Changing sizes in the linker for the TCM

We managed to run out of space in the TCM for program code. I remember reading that OCRAM is about 10 times slower than the TCM, so I am planning to change the MCIMX7D_M4_tcm.ld to use decrease m_data and increase m_text.

Will that cause any issue I am not foreseeing? Or should work as long as I don’t also run out of data space?

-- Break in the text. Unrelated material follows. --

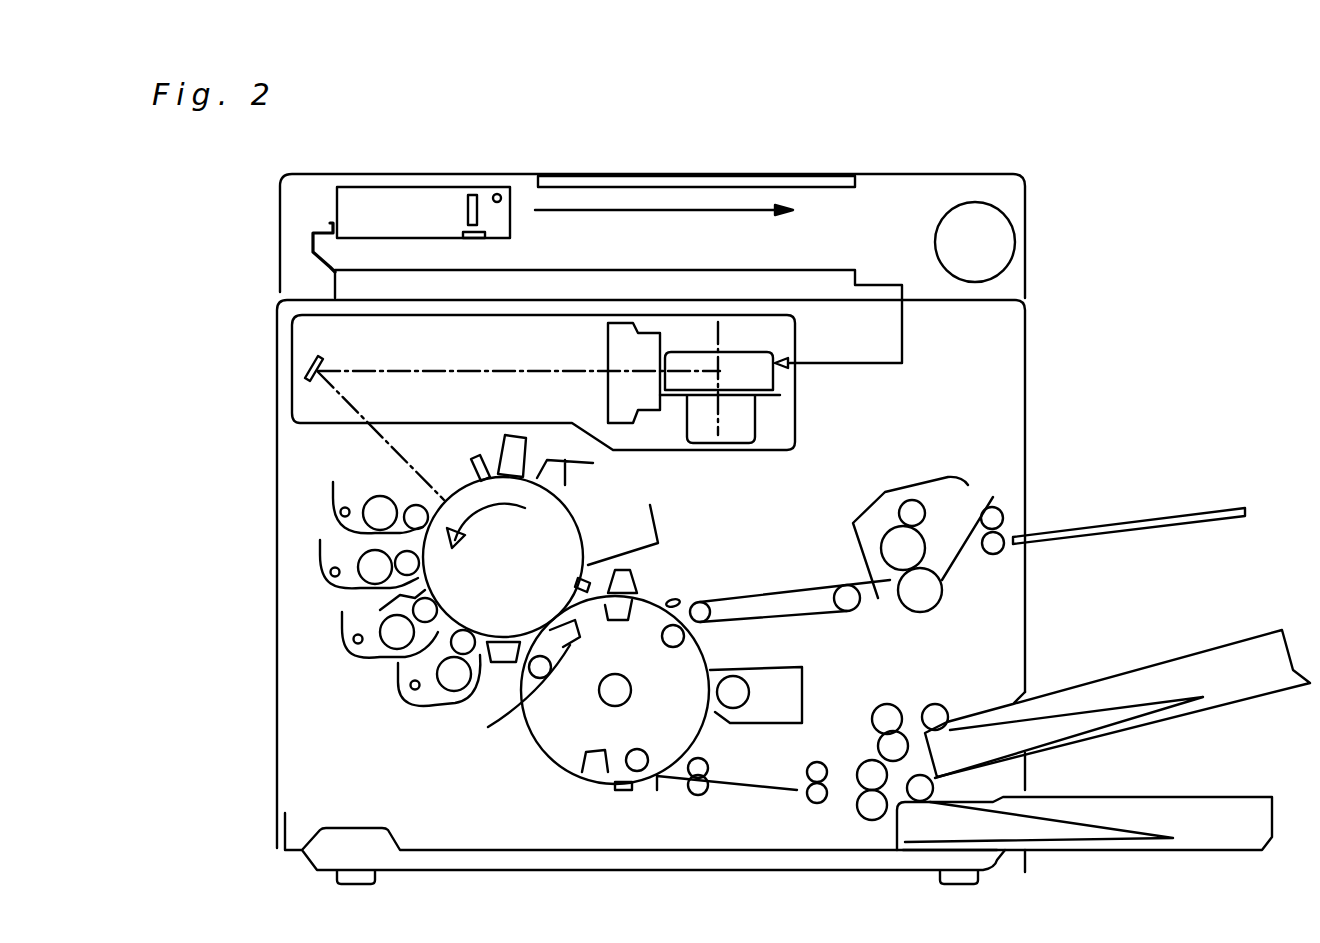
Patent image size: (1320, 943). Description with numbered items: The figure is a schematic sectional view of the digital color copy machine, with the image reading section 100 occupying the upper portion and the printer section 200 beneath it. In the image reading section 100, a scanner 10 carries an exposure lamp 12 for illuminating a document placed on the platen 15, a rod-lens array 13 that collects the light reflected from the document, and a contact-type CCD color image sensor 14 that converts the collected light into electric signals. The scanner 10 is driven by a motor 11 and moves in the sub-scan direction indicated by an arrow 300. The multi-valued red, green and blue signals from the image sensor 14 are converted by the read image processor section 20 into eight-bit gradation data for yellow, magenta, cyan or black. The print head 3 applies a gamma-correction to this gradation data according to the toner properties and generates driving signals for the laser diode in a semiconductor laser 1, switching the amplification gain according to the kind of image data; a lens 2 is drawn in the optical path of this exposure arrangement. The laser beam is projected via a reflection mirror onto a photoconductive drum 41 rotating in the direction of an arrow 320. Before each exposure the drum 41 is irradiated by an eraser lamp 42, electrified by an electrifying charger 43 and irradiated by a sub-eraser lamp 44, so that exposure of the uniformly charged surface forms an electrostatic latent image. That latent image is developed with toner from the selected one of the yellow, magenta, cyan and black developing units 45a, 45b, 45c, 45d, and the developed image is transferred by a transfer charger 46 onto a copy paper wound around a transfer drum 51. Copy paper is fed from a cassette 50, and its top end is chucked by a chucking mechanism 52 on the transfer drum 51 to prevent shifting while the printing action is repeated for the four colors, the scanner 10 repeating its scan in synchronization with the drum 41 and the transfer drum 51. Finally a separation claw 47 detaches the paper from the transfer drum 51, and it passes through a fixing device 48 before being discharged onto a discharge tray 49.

[build] c:/program files (x86)/gnu arm embedded toolchain/9 2020-q2-update/bin/../lib/gcc/arm-none-eabi/9.3.1/../../../../arm-none-eabi/bin/ld.exe: demo_m4.elf section `.ARM' will not fit in region `m_text'
[build] c:/program files (x86)/gnu arm embedded toolchain/9 2020-q2-update/bin/../lib/gcc/arm-none-eabi/9.3.1/../../../../arm-none-eabi/bin/ld.exe: section .data LMA [20000000,200006d3] overlaps section .ARM LMA [1ffffffc,20000003]
[build] c:/program files (x86)/gnu arm embedded toolchain/9 2020-q2-update/bin/../lib/gcc/arm-none-eabi/9.3.1/../../../../arm-none-eabi/bin/ld.exe: section .init_array LMA [20000004,20000007] overlaps section .data LMA [20000000,200006d3]
[build] c:/program files (x86)/gnu arm embedded toolchain/9 2020-q2-update/bin/../lib/gcc/arm-none-eabi/9.3.1/../../../../arm-none-eabi/bin/ld.exe: region `m_text' overflowed by 12 bytes

The Cortex-M4 processor has a modified 32-bit Harvard bus architecture. Using a 32-bit
address space, low-order addresses (0x0000_0000 through 0x1FFF_FFFF) use the
Processor Code (PC) bus, and high-order addresses (0x2000_0000 through
0xFFFF_FFFF) use the Processor System (PS) bus. Processor instructions (code) accessible on the PC bus and data accessible on the PS bus.

Tightly coupled memory is split into two arrays 32KB each - SRAM_L and SRAM_U.

• SRAM_L — Accessible by the code bus of the Cortex-M4 core

• SRAM_U — Accessible by the system bus of the Cortex-M4 core

Processor Code accesses are routed to the SRAM_L if they are mapped to that space. All
other PC accesses are routed to the Code Cache Memory Controller

It means that SRAM_U cannot be used for fast code access. So the only way to remain in TCM is a code optimization.

From other hand M4 core has 16KB of I-cache and 16KB of D-cache. So if critical repeatable part(s) of your app fits in I-cache performance shouldn’t be affected significantly when your code fetched from an OCRAM.

I modified the code as below and it seems to work. Is there a hidden bug in code or some of the program is being sent to the OCRAM somehow?

Furthermore, if I allocate part of it in the OCRAM should I change something in the linux/device tree?

MEMORY
{
  m_interrupts  (RX)  : ORIGIN = OCRAM_S_code,  LENGTH = 0x00000240
  m_text        (RX)  : ORIGIN = TCML_code,     LENGTH = 0x00008000 + 0x1000
  m_data        (RW)  : ORIGIN = TCMU_system + 0x1000,   LENGTH = 0x00008000 - 0x1000
}

U_Boot/Linux use some part of OCRAM. Please check this topic. So if it’s better to use OCRAM_EPDC as it done at MCIMX7D_M4_ocram.ld.